Berdasarkan Refinitiv per pukul 10.00 WIB, harga minyak mentah Brent tercatat di US$83,49 per barel, melonjak dari posisi sehari sebelumnya di US$81,40 per barel. Sementara itu, minyak mentah West Texas Intermediate (WTI) juga menguat ke US$76,93 per barel, naik dari US$74,66 per barel pada perdagangan Rabu.
Kenaikan harga ini memperpanjang reli minyak dalam beberapa hari terakhir. Jika melihat pergerakan sejak akhir Februari, Brent telah melonjak tajam dari US$72,48 per barel pada 27 Februari menjadi di atas US$83 per barel saat ini. Dalam periode yang sama, WTI juga melesat dari US$67,02 ke hampir US$77 per barel, mencerminkan lonjakan lebih dari 15% hanya dalam waktu sekitar sepekan.

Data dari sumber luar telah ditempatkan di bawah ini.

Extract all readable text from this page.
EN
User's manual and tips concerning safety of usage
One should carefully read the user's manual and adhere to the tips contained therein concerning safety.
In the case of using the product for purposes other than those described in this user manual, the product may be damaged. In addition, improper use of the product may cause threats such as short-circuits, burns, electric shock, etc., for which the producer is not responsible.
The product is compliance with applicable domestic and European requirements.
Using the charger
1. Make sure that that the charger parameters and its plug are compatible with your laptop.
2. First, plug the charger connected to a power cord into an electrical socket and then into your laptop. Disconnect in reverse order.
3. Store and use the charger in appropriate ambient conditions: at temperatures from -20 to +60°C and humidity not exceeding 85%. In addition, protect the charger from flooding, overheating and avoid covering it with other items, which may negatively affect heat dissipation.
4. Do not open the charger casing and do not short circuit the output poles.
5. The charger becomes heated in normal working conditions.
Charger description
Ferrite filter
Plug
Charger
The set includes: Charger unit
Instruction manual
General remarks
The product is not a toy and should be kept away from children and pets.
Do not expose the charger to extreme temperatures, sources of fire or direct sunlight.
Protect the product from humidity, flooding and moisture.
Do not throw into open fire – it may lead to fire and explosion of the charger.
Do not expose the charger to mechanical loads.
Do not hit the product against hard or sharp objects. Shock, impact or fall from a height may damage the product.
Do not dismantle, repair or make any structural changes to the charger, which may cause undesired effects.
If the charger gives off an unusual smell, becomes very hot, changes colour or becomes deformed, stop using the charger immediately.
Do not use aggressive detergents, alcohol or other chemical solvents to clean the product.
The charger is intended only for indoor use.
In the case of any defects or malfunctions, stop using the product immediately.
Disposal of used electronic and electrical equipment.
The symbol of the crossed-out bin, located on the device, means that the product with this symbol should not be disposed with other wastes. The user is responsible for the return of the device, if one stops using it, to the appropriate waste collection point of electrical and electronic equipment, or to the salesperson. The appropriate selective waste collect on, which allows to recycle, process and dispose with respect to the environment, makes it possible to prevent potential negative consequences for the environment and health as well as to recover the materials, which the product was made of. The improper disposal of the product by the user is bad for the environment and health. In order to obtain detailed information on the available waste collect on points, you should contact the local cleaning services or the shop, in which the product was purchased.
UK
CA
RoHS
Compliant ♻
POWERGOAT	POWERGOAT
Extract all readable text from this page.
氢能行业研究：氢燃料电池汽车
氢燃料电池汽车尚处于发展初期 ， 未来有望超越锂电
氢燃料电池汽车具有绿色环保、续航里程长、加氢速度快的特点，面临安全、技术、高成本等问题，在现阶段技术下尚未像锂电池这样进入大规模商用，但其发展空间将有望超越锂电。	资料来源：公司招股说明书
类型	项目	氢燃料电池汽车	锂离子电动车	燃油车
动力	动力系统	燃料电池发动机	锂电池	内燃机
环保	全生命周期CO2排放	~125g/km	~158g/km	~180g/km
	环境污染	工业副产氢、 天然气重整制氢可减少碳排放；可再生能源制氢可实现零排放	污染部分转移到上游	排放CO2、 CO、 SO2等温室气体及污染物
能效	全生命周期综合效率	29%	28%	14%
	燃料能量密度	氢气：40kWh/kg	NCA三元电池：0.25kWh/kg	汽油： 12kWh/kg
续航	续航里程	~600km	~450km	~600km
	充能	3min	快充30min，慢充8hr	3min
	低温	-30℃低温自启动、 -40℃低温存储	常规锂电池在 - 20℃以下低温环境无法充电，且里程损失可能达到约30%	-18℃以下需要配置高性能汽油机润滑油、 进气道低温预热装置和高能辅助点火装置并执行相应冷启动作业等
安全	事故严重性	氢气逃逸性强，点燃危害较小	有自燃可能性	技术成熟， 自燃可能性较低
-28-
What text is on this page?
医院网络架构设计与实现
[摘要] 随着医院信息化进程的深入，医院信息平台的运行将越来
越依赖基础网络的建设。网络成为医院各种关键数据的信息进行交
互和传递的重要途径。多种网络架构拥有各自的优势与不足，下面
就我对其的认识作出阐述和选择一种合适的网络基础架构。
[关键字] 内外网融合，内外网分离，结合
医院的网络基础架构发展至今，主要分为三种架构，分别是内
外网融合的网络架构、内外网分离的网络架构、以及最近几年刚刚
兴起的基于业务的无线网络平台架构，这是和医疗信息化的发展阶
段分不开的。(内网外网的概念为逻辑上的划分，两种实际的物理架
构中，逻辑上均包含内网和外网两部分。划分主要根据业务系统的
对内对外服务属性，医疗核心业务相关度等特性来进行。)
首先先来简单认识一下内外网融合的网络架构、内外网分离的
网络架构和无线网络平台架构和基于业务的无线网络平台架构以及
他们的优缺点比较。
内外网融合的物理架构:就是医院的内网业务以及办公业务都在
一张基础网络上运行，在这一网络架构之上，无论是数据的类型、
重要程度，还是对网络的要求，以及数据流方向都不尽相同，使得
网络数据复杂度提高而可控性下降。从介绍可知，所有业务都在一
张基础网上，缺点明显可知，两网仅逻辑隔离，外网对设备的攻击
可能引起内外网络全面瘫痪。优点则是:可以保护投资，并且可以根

Lonjakan tersebut dipicu kekhawatiran pasar terhadap potensi gangguan pasokan energi dari kawasan Teluk Persia. Konflik AS-Iran dilaporkan semakin meluas setelah serangan militer AS terhadap kapal perang Iran di dekat Sri Lanka. Situasi ini meningkatkan risiko eskalasi konflik yang dapat mempengaruhi produksi maupun distribusi minyak di kawasan tersebut.
Selain konflik militer, jalur pengiriman energi global juga mengalami tekanan. Selat Hormuz-yang menjadi jalur penting bagi hampir seperlima konsumsi energi dunia-dilaporkan mengalami gangguan selama beberapa hari terakhir akibat meningkatnya risiko keamanan di wilayah tersebut. Sejumlah kapal tanker bahkan tertahan di kawasan Teluk karena aktivitas pelayaran yang terganggu.
Gangguan logistik juga terjadi di sisi produksi. Irak, produsen minyak terbesar kedua di dalam OPEC, dilaporkan memangkas produksi hingga sekitar 1,5 juta barel per hari karena keterbatasan fasilitas penyimpanan dan terhambatnya jalur ekspor. Kondisi ini semakin mempersempit pasokan minyak global di tengah permintaan yang masih relatif stabil.
Di sisi lain, pasar energi juga dihadapkan pada gangguan di sektor gas alam. Qatar sebagai salah satu eksportir LNG terbesar dunia dilaporkan menghentikan sebagian pengiriman gas setelah kondisi force majeure diberlakukan. Normalisasi produksi diperkirakan membutuhkan waktu setidaknya satu bulan, menambah tekanan terhadap pasar energi global.
Meski demikian, sebagian analis menilai gangguan produksi minyak di kawasan Teluk berpotensi bersifat sementara. Sejumlah ladang minyak diperkirakan dapat kembali beroperasi dalam hitungan hari, sementara pemulihan kapasitas produksi penuh biasanya membutuhkan waktu dua hingga tiga pekan setelah situasi logistik kembali normal. Namun selama ketegangan geopolitik masih berlangsung, volatilitas harga energi global diperkirakan akan tetap tinggi.